Yes that´s right for f(h), and yes I want to express h as a function of f(h). Sorry for the confusing paste straight from Matlab. I´ve attached the nasty complex one inverse I´ve had so far, trying to get a nice simpler one.

Regards

kidos

Sorry, I still don't understand what you're trying to do. Specifically - why are there 'h' terms in your inverse equation? If you start with:


y=f(h) = \frac {-1} {1+e^b} + \frac 1 {(1+ e^{(b-2bh^n)})}


then I would expecty the inverse to be of the form

h = g(y)


In any event - one way to simplify your equation is to use the fact that


e^{( \frac{ ln(a)} n )} = a^{\frac 1 n}

Hi ebaines

Thanks for the responses. I apologize for being unclear in my explanations. The matter of case is that I had few points of results (the blue curve in my first post) and I wanted to make a function model fitting the curve of the data where h was a vector. I had tried polyfit in Matlab but that did not fit well enough so I had worked on a function which was getting close, the f(h) function but then realized that I wanted to plot the h terms on the y-axis but not on the x-axis, so I was getting my function plotting the curve mirrored through x=y line to what I wanted. It was not working to change the order of terms in my plots because the vectors values of the function fit model and results will be off (hard to explain this :S) when real values of forces and height (h) are being compared with the model values. So I was just trying to find a similar simple function as f(h) but inverse, that should fix my problem.

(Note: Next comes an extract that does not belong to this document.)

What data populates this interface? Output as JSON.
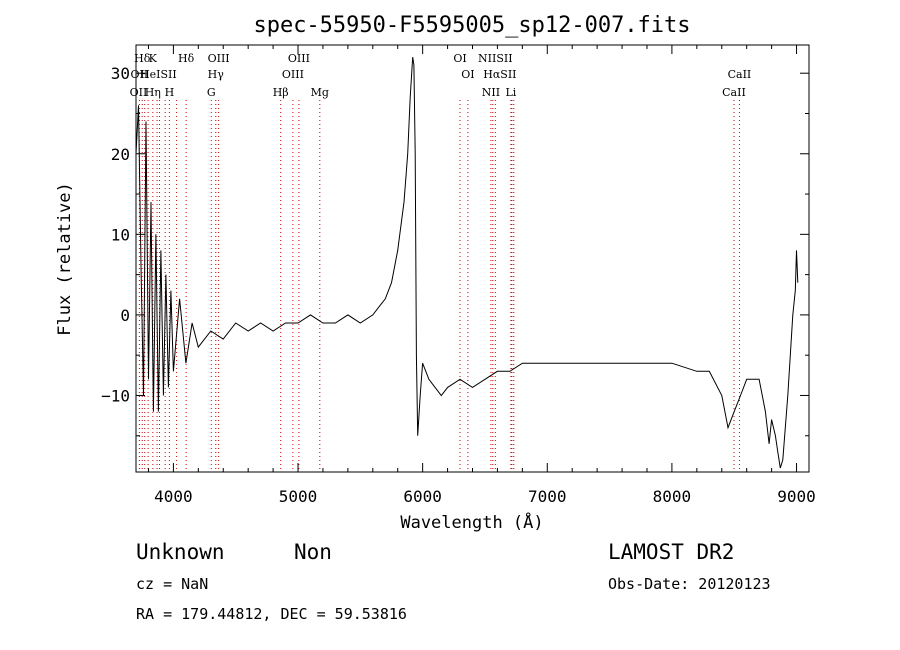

Here's the inverse function I get:


y = \frac {-1} {1 + e^b} + \frac 1 {(1+e^{(b - 2bh^n)}


yields:

h = [\frac 1 2 - \frac 1 {2b} \ln (\frac {1+e^b}{1 + y + ye^b}-1)]^{(1/n)}

Hi ebaines

I have now a function which is simple and close to what I was looking for (see attached figure and function) but this function is f(0)= -Inf and f(1)= Inf , and I am trying to get f(0)=0 and f(1)=1.

Perhaps a cubic would work for your purposes. You can curve fit a third order polynomial to hit the end points:

f(x) = 2x^3 - 3x^2 +2x

**EDIT A more general cubic equation that fits your needs and lets you adjust the slope of the line at x=1/2 (let's call this value 's') is:

y = Ax^3 + Bx^2 + Cx

where A = 4(1-s)
B = -3A/2
C = A/2+1

The attached figure shows how the function looks for s = 0.5 and s = 0.3.

Thanks for the help ebaines. Any thoughts on the GOP primaries? I am fan of Ron Paul :)